As the others went off to explore, Green drew a rough outline sketch for his wife. “It’s a simple, early production line, love. Henry Ford didn’t invent it. Blokes who worked in places like this did. Look. The bags of newly picked hops were brought by horse and cart to the end of the barn where the gantry is. They were hauled up onto the top floor and pulled towards the kiln. There they were tumbled through the top door onto the blanket they were to be dried on. The fires were lit down below. The hops dried out. The blanket they were on was rolled up and pulled out by the lower door onto the middle floor to cool. From that heap, on the same floor, they were put into the press shaft which ran down to the bottom floor where more big bags were hooked on. The cool hops were pressed into the bag which was waiting for them. When full, the bags were stored just about here where we’re standing. Got it?”
“I think so.”
“You will as we go round. Keep the drawing and I’ll explain each bit.”
“It’s in tidy nick, George,” said Green as they sat down to the picnic lunch. “Inside walling good, floors sound, windows not rotted or anything like that.”
“I thought the stairs weren’t very straightforward,” said Doris. “Not for Michael. All little turns and half steps.”
“Not half steps, love. Half risers.”
“Well, yes, but you know what I mean. They’re not regular.”
“That’s part of the charm,” said Wanda.
“Oh, I know that, and I think it’s lovely. I was just thinking of the little ones.”
“I think a judicious use of stairway gates will cut out any danger on that score,” said Masters.
“Didn’t you tell us the ground floor room in the kiln was brick, Chief?” asked Tip.
“So I did. I thought it was. Now Wanda tells me the brick floor is still there,
covered by about an inch of pitch and then floored on top of that, so it should be dry and warm.”
“Especially with that nice big fireplace they’ve put in. And I like the way the chimney has been hidden. And the ceiling in … ”
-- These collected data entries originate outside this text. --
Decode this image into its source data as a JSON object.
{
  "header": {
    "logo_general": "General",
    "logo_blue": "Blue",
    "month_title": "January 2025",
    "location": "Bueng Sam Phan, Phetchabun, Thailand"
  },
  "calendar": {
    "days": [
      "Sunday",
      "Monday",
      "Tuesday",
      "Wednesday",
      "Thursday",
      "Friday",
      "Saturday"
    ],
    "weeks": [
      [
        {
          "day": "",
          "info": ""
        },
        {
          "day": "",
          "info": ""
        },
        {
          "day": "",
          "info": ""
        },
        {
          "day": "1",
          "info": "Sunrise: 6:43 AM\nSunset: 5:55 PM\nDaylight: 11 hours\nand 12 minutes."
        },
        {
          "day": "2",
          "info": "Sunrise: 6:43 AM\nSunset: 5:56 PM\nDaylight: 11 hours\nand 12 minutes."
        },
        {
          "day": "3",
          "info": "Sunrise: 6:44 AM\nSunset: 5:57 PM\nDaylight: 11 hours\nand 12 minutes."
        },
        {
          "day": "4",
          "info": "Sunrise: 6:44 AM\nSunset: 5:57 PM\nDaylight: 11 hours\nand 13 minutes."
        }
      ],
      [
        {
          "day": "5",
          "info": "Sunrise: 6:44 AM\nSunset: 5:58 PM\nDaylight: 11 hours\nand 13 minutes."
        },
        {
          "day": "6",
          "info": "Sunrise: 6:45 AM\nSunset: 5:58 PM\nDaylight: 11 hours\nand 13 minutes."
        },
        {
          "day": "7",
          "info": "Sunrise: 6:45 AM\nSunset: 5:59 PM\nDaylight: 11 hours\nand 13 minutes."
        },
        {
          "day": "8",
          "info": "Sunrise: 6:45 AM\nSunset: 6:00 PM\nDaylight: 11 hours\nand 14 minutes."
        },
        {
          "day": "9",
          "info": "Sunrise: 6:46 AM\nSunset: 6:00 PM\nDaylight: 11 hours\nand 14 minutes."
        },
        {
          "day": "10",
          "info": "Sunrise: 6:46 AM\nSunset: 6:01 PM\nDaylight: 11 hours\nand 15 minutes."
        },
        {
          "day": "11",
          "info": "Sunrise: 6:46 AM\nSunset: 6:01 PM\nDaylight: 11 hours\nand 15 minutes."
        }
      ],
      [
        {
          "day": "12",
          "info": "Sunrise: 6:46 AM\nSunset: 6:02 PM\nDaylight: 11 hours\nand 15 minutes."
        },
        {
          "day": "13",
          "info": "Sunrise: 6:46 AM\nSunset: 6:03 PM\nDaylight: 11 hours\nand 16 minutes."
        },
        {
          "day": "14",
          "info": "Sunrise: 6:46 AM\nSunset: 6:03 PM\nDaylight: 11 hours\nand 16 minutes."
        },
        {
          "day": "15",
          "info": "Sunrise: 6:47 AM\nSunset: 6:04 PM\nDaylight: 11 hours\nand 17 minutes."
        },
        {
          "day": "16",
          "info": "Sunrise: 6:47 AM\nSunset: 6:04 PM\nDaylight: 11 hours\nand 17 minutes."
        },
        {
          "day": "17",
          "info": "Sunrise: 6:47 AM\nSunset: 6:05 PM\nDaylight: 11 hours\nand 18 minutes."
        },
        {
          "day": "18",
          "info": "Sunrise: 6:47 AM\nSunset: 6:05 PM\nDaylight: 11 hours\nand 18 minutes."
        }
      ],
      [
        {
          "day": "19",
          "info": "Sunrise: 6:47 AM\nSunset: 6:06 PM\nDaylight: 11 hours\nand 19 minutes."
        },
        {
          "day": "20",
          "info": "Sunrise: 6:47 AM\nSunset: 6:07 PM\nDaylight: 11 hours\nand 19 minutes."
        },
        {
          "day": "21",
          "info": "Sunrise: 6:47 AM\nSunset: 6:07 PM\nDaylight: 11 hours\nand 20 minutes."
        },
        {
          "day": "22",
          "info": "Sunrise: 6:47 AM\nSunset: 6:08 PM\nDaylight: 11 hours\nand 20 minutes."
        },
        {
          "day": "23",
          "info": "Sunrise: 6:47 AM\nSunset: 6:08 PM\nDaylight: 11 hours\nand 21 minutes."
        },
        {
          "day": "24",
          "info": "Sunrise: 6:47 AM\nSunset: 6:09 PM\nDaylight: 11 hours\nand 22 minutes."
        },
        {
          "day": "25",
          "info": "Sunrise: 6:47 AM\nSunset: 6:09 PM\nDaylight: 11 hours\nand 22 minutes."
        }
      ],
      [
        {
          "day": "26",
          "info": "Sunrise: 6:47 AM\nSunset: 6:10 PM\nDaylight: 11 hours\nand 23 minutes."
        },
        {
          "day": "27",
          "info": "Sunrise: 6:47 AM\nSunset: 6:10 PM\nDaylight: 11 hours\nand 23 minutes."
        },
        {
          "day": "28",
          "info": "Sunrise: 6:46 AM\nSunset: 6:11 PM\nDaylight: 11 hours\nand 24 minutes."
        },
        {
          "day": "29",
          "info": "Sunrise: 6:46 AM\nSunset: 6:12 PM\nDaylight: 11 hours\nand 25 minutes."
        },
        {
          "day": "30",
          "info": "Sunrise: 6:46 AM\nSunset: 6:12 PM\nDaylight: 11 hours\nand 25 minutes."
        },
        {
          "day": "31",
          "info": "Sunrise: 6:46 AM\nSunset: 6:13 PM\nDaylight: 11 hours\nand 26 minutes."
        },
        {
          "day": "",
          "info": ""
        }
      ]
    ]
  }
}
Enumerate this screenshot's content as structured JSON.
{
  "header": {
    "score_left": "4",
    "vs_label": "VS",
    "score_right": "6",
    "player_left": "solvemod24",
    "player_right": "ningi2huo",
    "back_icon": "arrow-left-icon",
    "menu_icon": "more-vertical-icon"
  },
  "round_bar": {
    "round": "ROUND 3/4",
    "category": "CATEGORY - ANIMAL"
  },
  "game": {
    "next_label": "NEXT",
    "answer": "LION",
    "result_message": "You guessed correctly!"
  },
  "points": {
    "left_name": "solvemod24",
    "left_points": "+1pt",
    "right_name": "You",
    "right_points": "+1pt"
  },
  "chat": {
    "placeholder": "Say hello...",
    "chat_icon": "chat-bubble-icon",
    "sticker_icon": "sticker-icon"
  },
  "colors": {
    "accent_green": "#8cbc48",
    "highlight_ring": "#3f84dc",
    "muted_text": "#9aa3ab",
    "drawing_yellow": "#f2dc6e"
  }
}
The conversation went on and on until finally Masters said: “It’s time we went to see Carlyle.”
“All four of us, Chief?”
“Yes, please. I don’t want to make too big a thing of this officially, but equally I don’t want to give the impression that I’m only there for a cosy little chat and don’t mean business.”
“Understood, Chief,” said Berger. “We wear our helmets but leave our truncheons behind.”
“Quite.”
As they got into the Yard car, Wanda said, “We others will see you in about an hour. I’ll bring the key back then.”
“Fair enough, sweetheart.”
“Then we can all drive home and have tea together. I’ve made one of my special Chantilly cakes for William.”
“Not one with all green and red bits in and bags of nuts?” asked Green.
“Yes.”
“Let’s get this interview over, George. My mouth’s already watering.”
“Pig,” said his wife.
“And herringbone noggins to you, too.”
“What did he mean by that?” demanded Doris as the car drew away.
“Noggins are the areas of brickwork between the oak posts in the building. Perhaps you noticed they were laid in a herringbone fashion,” explained Wanda.
“Hugh, let me introduce my immediate colleagues. DCI Bill Green and Detective Sergeants Berger and Irene Tippen.”
“How d’you do,” said Carlyle. “As you can see, it’s a bit difficult for me to rise to meet you.” He turned to the girl who had shown the quartet into the sitting room. “Thank you, Freda. Would you tell Mrs. Carlyle we’d like tea for five in about an hour?”
“Yes, sir. She’s out working in the garden.”
“Splendid.” As the girl left, Carlyle waved them to seats. “Now, George, what’s all this about? I understand it is sort of semiofficial.”
“I’d like you to regard it that way, Hugh, but the investigation we are on is totally official.”